"Be paid the compliment of appearing in the Gazette as 'missing'? My word, that would be hard luck after such a business! Now, Tom?"

"More pie," said the latter deliberately. "Whilst we live we'll eat. But who can say what'll happen? We've given those poor fellows a regular drubbing; but I don't believe they've done with us. I don't like this drawing off, and the silence we now have; it means mischief. I'd give a heap to know what they are up to."

Once the meal was finished, and the horses' wants seen to, the defenders of the place occupied themselves in a hundred different ways. Some cleaned their carbines and burnished their scabbards; others indulged in the luxury of a wash at the pump in the yard; while Tom, on whom the responsibility of everything depended, walked slowly from one end to the other of the defences.

"I'd give a heap to be able to guess rightly what the enemy are up to," he said, for perhaps the tenth time, to Andrews, who seemed to haunt his side. "One sees little or nothing of them."

"Next to nothing, sir," agreed the rifleman, with knitted brows. "But they ain't up to no good, I'm sure of it. You can see 'em come from the village at times and stare over here at us. Then they'll disappear again, while boys and young men scuttle about, and carry armfuls of something that I ain't sure of at this distance. There's been knocking, too, in the church."
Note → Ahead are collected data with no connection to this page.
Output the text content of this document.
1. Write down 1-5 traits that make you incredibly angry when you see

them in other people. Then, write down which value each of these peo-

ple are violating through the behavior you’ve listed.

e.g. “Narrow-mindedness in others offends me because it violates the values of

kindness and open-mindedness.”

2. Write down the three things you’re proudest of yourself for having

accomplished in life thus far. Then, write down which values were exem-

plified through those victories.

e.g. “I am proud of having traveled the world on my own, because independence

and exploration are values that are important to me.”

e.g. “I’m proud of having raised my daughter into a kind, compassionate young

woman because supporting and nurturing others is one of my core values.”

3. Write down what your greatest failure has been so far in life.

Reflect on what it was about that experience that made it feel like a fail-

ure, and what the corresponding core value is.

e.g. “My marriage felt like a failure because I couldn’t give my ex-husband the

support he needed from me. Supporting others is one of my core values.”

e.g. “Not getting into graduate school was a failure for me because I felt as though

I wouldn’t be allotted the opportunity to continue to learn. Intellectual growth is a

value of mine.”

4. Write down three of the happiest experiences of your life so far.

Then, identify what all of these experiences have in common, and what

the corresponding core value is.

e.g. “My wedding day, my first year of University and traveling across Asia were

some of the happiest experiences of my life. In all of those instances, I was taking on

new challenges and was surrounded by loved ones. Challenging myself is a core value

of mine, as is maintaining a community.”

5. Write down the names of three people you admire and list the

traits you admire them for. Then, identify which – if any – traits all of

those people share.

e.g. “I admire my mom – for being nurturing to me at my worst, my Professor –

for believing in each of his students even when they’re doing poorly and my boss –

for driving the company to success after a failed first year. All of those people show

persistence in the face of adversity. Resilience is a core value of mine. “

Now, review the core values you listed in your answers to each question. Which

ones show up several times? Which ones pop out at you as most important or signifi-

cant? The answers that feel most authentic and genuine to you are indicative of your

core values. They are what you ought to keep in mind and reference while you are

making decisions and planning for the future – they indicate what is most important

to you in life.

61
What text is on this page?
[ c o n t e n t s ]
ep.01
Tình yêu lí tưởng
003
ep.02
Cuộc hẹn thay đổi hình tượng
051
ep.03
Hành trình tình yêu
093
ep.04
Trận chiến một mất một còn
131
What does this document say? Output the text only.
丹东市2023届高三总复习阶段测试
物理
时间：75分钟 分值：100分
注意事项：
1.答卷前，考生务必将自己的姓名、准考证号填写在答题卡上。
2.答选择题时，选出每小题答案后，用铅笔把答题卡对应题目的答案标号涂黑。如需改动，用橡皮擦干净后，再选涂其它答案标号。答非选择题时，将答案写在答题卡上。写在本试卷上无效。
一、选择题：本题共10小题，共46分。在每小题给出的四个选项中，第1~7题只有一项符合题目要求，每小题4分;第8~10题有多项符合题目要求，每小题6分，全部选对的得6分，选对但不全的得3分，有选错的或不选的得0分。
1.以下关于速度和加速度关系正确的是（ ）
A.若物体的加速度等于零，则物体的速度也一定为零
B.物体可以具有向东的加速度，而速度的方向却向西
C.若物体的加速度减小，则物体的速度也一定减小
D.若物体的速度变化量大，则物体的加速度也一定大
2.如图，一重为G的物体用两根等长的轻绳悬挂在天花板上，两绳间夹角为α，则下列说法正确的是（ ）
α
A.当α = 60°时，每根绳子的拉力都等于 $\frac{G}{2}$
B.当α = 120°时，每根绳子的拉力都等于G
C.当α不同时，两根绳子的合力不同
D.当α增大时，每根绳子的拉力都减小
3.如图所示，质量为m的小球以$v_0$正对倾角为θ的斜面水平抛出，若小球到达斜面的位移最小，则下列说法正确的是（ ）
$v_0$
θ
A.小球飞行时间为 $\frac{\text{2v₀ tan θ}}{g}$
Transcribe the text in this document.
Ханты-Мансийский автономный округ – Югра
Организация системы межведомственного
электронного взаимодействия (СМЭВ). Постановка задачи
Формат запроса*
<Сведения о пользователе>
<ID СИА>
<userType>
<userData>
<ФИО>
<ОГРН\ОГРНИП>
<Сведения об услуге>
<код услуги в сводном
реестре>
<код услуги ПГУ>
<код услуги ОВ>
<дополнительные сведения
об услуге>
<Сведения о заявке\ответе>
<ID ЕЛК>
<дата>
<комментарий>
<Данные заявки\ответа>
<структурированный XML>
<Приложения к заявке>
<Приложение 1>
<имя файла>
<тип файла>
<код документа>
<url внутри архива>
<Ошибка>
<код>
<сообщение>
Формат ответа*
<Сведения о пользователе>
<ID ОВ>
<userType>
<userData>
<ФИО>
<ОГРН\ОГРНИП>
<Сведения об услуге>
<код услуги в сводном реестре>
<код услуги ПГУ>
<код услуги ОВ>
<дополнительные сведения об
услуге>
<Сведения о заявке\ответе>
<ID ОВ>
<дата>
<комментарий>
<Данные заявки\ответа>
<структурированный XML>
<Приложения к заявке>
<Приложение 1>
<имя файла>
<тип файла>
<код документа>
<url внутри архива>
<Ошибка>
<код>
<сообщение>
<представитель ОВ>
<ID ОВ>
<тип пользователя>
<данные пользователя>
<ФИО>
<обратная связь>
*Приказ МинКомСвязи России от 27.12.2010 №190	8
"Hum!" Tom pondered over the information. He listened acutely, for he was just at the edge of the platform above the church door. But from that position, indeed from any position held by the defenders, it was impossible to look into the place. Yes, there was knocking, coming from the interior of the church, and——

"I heard a heavy fall, as if stones had been dislodged!" he exclaimed. "Come down below with me, Andrews."

They ran to the stairs, and scuttled down at their fastest pace. Making their way along the corridor they were soon at the kitchen, and then entered a storeroom beyond. It had been ransacked by Howeley and his helpers, and had provided an ample supply of good things. But it was not the contents of the room that interested Tom; it was the wall, the party wall, on the far side of which was the church.

"Listen," he said. "There!"

A glance at the rifleman's face was sufficient to show that he, too, had gathered the full meaning of those blows.